Ever notice how the more publicly someone proclaims their piety, and the higher the moral standard they wish to enforce on us, the more depraved they turn out to be? Evangelicals are somehow not very good at picking leaders, for themselves or our nation. Perhaps they should take some lumps about now for their role in this. It’s not enough for them to claim to have been duped. Fool me twice…

I wish that humanity would wake up that leadership that demands an impossible moral code for your behavior is doing it for 3 reasons.

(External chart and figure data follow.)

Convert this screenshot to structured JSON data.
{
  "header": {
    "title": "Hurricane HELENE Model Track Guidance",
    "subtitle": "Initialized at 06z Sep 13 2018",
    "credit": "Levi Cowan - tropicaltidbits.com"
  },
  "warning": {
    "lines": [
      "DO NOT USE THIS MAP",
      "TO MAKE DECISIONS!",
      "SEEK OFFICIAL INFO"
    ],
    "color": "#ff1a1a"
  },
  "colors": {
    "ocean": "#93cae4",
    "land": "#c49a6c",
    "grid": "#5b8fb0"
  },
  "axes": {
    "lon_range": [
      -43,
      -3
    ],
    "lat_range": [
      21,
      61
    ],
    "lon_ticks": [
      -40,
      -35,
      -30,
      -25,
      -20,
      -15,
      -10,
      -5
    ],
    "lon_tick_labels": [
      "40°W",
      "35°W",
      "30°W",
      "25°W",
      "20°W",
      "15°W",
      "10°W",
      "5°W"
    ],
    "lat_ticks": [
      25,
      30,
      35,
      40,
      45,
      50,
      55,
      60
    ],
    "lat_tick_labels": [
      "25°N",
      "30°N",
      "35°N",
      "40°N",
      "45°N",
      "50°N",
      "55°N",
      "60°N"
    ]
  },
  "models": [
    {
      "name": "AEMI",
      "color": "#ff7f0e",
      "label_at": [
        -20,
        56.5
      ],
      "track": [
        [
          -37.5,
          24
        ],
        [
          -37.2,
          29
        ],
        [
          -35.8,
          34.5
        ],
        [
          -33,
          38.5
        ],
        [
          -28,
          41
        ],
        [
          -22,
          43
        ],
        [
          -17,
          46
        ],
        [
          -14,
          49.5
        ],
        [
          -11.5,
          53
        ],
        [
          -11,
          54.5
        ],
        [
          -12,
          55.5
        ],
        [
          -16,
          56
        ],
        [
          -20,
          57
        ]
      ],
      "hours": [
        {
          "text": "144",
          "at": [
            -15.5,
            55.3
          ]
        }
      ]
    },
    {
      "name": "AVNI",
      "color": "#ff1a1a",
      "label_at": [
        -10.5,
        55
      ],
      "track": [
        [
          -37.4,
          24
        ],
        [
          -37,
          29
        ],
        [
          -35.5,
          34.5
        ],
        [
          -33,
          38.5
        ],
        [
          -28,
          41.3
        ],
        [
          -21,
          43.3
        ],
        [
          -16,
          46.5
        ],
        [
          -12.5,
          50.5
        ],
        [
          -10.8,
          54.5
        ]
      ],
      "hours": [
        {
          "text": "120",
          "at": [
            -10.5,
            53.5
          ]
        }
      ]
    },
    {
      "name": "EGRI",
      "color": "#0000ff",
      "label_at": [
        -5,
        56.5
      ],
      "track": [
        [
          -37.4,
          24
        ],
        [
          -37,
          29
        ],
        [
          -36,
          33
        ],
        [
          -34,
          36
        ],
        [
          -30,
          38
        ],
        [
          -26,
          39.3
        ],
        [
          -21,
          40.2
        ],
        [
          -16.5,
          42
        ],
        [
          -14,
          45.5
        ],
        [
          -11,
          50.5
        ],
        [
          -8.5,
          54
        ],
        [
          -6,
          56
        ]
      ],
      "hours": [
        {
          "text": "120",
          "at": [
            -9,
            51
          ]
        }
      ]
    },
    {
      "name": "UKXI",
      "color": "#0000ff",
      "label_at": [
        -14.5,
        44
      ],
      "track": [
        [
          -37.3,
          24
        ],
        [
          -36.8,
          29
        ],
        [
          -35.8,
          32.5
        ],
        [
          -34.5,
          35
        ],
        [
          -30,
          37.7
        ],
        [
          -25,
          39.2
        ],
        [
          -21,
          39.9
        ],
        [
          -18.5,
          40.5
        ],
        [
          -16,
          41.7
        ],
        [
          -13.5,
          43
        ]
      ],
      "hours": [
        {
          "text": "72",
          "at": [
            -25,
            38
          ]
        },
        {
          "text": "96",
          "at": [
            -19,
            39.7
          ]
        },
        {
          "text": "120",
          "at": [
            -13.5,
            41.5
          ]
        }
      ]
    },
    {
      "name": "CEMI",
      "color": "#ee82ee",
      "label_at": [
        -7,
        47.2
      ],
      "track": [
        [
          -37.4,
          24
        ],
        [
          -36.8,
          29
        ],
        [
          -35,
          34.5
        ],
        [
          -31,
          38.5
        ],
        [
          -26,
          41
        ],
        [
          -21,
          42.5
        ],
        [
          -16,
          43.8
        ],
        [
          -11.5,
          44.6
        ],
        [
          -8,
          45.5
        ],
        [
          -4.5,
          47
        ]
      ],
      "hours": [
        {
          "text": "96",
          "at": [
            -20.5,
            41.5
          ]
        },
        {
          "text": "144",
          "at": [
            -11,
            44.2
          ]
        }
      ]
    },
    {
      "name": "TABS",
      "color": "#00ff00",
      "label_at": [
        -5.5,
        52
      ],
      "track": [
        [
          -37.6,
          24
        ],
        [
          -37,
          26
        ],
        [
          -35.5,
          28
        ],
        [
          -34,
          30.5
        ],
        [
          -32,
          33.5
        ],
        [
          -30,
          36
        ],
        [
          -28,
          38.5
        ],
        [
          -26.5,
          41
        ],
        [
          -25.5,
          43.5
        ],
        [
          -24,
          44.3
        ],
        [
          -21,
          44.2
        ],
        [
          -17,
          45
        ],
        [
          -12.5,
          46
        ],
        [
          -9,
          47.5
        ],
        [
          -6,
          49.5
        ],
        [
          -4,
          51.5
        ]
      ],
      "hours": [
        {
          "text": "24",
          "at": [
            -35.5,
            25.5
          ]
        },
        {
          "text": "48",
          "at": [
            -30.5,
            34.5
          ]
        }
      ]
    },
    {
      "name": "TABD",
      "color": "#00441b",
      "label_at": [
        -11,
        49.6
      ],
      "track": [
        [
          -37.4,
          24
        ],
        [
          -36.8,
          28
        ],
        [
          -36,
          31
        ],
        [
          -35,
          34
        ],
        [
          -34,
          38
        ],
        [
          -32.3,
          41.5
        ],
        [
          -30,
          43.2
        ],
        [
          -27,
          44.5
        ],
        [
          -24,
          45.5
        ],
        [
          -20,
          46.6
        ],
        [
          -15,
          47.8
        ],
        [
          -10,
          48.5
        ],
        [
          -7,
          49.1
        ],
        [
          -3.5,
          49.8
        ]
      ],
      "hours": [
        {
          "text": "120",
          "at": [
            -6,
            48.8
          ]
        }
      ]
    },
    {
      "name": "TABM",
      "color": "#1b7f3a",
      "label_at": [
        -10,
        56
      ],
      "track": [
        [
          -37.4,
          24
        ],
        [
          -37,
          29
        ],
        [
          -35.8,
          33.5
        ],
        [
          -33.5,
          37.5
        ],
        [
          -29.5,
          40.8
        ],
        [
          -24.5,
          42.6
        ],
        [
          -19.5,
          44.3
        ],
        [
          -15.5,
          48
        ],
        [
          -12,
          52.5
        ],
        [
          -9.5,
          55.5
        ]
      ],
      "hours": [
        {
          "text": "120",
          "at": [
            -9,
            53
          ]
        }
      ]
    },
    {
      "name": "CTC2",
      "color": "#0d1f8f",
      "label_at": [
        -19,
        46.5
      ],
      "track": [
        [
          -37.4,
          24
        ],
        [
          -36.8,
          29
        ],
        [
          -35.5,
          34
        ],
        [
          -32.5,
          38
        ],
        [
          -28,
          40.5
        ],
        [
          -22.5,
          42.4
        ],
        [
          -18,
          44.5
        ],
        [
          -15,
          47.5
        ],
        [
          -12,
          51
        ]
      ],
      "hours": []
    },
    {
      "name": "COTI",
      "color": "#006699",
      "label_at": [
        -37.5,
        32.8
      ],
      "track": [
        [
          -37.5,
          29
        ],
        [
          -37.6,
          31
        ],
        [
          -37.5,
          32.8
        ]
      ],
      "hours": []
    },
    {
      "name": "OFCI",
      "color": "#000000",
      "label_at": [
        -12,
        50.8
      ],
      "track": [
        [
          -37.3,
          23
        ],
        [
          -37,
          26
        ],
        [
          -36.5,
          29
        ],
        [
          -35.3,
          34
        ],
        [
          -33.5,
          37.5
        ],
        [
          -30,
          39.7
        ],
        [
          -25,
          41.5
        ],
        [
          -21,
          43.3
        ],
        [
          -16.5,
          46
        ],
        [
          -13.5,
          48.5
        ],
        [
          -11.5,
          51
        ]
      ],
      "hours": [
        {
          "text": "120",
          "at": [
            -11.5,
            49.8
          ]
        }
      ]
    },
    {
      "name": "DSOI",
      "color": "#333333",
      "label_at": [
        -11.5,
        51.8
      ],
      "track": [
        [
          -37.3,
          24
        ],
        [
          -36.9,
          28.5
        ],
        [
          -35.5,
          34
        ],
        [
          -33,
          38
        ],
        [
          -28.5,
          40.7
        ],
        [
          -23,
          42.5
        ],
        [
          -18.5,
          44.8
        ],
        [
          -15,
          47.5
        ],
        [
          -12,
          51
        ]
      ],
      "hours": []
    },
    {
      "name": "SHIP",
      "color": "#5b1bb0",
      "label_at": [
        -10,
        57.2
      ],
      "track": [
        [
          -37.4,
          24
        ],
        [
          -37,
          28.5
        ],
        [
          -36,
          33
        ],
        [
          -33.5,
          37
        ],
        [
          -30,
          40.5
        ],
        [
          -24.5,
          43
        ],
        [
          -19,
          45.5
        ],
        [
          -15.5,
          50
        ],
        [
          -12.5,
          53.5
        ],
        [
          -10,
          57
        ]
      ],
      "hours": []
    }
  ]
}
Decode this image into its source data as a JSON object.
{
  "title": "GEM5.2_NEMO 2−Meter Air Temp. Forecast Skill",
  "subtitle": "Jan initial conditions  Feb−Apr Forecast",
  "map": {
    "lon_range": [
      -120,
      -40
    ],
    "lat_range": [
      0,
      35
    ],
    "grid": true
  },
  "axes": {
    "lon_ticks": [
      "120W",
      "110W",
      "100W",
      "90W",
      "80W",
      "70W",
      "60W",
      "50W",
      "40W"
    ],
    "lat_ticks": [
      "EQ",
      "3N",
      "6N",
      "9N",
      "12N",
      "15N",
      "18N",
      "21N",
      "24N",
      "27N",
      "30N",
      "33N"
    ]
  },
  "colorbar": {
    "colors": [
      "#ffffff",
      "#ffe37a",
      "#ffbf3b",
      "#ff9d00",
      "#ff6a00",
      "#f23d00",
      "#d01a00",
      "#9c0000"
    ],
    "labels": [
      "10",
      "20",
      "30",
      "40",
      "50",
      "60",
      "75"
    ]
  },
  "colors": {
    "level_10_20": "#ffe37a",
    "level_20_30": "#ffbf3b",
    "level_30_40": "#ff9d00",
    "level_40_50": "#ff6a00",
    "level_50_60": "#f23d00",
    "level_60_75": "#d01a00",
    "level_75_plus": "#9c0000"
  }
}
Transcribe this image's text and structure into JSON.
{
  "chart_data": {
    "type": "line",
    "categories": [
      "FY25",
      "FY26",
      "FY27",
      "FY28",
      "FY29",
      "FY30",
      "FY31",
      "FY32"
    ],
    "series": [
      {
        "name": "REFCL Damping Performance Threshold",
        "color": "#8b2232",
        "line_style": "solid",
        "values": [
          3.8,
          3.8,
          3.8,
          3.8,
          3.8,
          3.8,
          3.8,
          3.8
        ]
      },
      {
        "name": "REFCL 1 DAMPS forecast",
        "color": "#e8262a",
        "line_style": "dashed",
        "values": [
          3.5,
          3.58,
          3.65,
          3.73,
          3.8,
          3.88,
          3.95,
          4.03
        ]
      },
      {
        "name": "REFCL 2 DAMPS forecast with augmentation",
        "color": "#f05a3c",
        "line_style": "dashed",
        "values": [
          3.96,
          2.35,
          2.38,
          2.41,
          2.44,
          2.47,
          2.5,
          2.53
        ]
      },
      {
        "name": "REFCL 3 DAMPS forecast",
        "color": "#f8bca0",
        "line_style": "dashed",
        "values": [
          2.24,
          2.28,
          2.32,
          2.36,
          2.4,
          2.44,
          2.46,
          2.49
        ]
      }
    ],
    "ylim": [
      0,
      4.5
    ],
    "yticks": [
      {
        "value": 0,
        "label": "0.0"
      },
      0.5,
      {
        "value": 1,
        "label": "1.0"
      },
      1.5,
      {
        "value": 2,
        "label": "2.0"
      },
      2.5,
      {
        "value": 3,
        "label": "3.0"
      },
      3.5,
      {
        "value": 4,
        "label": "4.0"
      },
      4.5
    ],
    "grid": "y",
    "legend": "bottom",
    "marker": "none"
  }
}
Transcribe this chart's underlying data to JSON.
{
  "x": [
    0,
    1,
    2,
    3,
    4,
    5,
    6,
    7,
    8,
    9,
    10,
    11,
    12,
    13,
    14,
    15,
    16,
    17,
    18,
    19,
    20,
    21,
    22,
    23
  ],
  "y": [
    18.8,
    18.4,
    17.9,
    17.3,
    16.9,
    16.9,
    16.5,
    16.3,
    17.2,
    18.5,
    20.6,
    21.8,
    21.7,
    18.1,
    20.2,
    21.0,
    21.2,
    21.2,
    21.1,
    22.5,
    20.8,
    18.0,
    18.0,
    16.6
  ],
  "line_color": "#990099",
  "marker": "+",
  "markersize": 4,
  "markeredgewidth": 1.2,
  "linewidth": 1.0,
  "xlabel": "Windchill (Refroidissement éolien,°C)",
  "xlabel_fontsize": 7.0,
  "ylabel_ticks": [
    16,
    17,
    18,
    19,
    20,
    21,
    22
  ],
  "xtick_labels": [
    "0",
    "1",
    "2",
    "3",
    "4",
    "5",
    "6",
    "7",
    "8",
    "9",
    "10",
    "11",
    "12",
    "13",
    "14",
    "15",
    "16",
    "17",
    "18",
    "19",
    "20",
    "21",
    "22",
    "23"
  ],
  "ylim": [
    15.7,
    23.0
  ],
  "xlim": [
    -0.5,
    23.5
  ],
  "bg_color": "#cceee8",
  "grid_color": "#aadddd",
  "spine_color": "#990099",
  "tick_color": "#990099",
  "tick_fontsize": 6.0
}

  1. To control you. By providing an unreasonable, unattainable standard for your behavior, the reality of your (apparently) unstoppable sinning keeps you in their comforting, forgiving arms.
  2. Their own personal morality is so corrupt they cannot conceive that morality in our behavior could be enforced any other way but by law (no poking this or that in the following places: … ) and threat (you are going to hell). Their demons are only barely hidden, so we must be treated as their own shame secretly demands they should be.
  3. People in high religious office are all sinners. If only because they are people. All too often, they and their followers believe that their position and importance to the smoother function of society is so great that they are exempt from acting as they demand we do. To me this includes claiming to know the will of God, while for the layperson, God is defined by her unknowability. This hubris alone destroys the legitimacy of their power, as it was based on claims of a higher connection to morality or god that you or I or any human can actually have. This is why you should not listen to preachers as an absolute authority on anything. One that speaks as he were is only revealing his sad hubris and should be ignored. There is a lot to learn from a Teacher, but little from a Pastor.

Perhaps the best thing we can do for humanity is to create a robot pastor. One that says all the right things, has no foul urges and can site biblical passages and esoterica perfectly at just the appropriate moment.